Так вот там, в один из дней, когда фестиваль уже вошел в свое нормальное русло, я разговаривал с группой молодых американцев, причем разговаривал я с ними и по-английски, и по-русски. Среди молодых людей, с которыми я говорил, была одна девушка, как выяснилось, — русская, Маша Воробьева, преподавательница одного из американских колледжей.
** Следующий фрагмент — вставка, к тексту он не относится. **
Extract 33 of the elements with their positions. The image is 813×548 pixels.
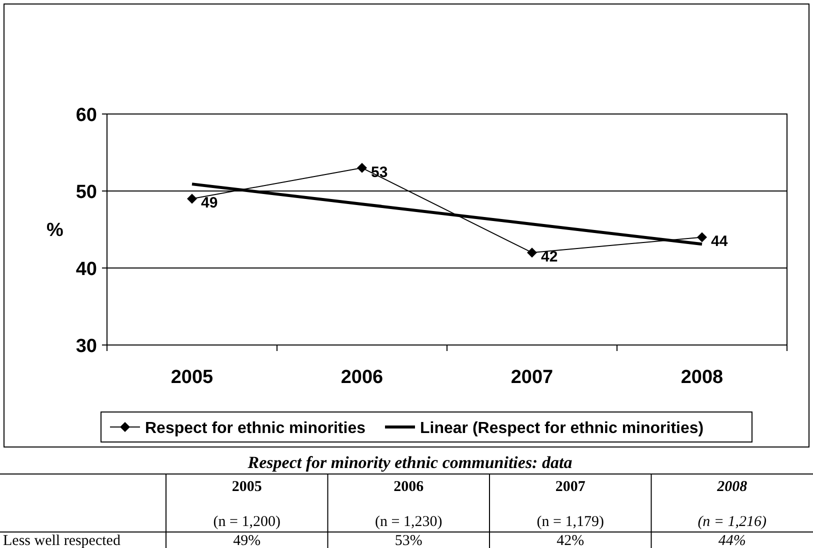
y-tick-label: 40: [76, 259, 97, 280]
data-label: 49: [201, 194, 218, 212]
text: Respect for minority ethnic communities: data: [246, 453, 573, 472]
y-axis-title: %: [46, 220, 64, 241]
legend-label: Respect for ethnic minorities: [145, 420, 366, 437]
text: 49%: [233, 533, 261, 548]
text: (n = 1,179): [536, 514, 604, 530]
legend-label: Linear (Respect for ethnic minorities): [420, 420, 704, 437]
data-label: 53: [371, 164, 388, 181]
x-tick-label: 2007: [510, 367, 554, 388]
text: (n = 1,216): [698, 514, 767, 530]
y-tick-label: 30: [76, 336, 97, 357]
point: [527, 248, 537, 258]
point: [697, 232, 707, 242]
text: (n = 1,230): [375, 514, 442, 530]
x-tick-label: 2006: [340, 367, 384, 388]
category-label: 2007: [555, 479, 586, 495]
category-label: 2006: [394, 479, 424, 495]
text: Less well respected: [3, 533, 121, 548]
point: [187, 194, 197, 204]
y-tick-label: 60: [76, 105, 97, 126]
category-label: 2005: [232, 479, 262, 495]
point: [357, 162, 367, 173]
y-tick-label: 50: [76, 182, 97, 203]
category-label: 2008: [717, 479, 748, 495]
text: 42%: [556, 533, 584, 548]
data-label: 44: [711, 233, 728, 250]
data-label: 42: [541, 248, 558, 266]
text: 53%: [394, 533, 422, 548]
x-tick-label: 2008: [680, 367, 724, 388]
text: 44%: [718, 533, 746, 548]
text: (n = 1,200): [213, 514, 280, 530]
x-tick-label: 2005: [170, 367, 214, 388]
По-русски она говорила со смешанным вологодско-американским произношением: у нее типично вологодские, окающие «о» и «а» и архитипичное американское «р».

Говорили мы долго, беседа у нас была очень доброжелательная, потому что большинство моих собеседников были членами социалистической организации американской молодежи «Эдванс». Все время нашей беседы чуть в сторонке стоял мужчина в серовато-зеленом костюме, седой, с голубыми глазами, с шрамом на носу — как будто кто кусал его. Он внимательно слушал наш разговор, улыбался там, где улыбались все, одобрительно кивал там, где все одобрительно кивали головой, и, судя по его костюму, я бы сказал, ортодоксальному: мешковатый пиджак и широкие брюки — я, грешным делом, подумал, что это кто-нибудь из нашего посольства, и до конца убедился в этом, когда, окончив беседу с американцами, остался один.

Мужчина подошел ко мне и сказал:

— Здравствуйте, товарищ Семенов. С большим интересом я вас слушал — очень вы правильно и верно обо всем говорили.